Bikenut...
Private property is "private" that is why it is called such, right?
Business property may be "privately owned", but it is BUSINESS property...... and as such, it has a name... BUSINESS property....
Please show ME where in any laws of any state or the fed that the 2 are the same.....
Do you need to have a BUSINESS license to invite people to your house? Do you need a occupancy permits (how many allowed at one time on property) for your home? Do you need to comply with health regulations and such to serve your friends dinner? Does all the food you serve them have to be prepared in a commercial/licensed kitchen?
Those are just a very FEW examples of how a BUSINESS property is DIFFERENT than PRIVATE property....
Yet you are trying to tell us they are THE SAME THING???? Sorry, you are wrong..
As far as Judge Napalitano's opinion on "public accommodations" goes, I am VERY much more inclined to trust what a Judge who has studied and fought for Constitutional Rights opinion over someone who is on a firearms forum......
Again, the fact that it is property that is open for the conducting of business and there are laws in place that regulate how that business may be conducted in no way negates the fact that it is "privately owned".... nor does it negate the fact that the property owner still has the right to make rules governing how the public uses that property.
Laws that dictate how a business must run is the government telling the business owner how to run his business... but private property rules are the property owner telling people that if they want to frequent his business they must behave in certain ways. If they do not the business owner/his representative can boot the customer out. The laws governing how a business must run and the rules the property owner make governing how the public must behave on the property are two distinctly different things.

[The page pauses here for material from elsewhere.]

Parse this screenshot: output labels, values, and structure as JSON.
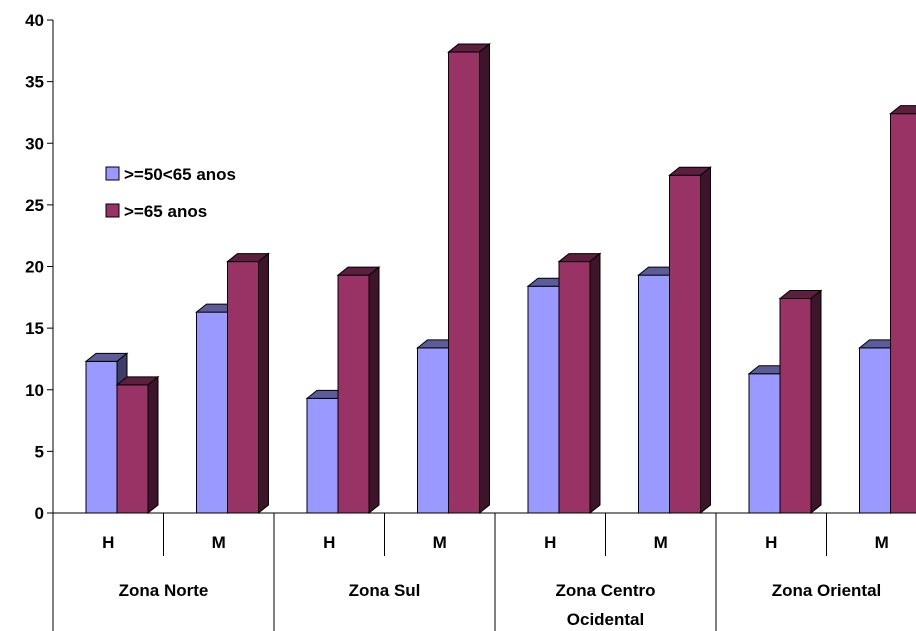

Perhaps there is some confusion about what "private property" is. Basically it is any property that is not owned by the government. If it is owned by the government it is "public property" because, supposedly anyway, "we the people" own it... and "we the people" through the government set the rules. And the Bill of rights says "shall not be infringed".
We must remember the Bill of Rights is in reference to rights "we the people" said the
government cannot mess with. And it (supposedly) only binds the government from messing with those rights.
But if "we the people" don't own it through the government then it is "private property" and
there is not, as yet, any distinction when talking about rights! that I am aware of between private property as a business and private property as a home so the owner(s) get to set the rules concerning the behavior of those who are allowed on/in that property.
And believe it or not... when a business opens it's doors that does not mean the public now has a right to walk in... it means the owner is extending an invitation to come in with an open door. And that owner can rescind that invitation at any time by requiring a customer to leave... just like any homeowner can in/on their private property.
But the Bill of Rights does not bind a private person.
Hence a private property owner who invites the public into his business... his private property rights trump the rights of the public.. because he/she is NOT the government.
As for Judge Napalitano's opinion.... it is exactly that, his opinion, but it is not a
legal opinion cast in law or case law. It is just the man Napalitano who used to be a judge offering his personal opinion. If it were otherwise I'd like to see the actual law/case law that matches his opinion.
Just because he used to be a Judge doesn't mean everything he happens to say actually is law.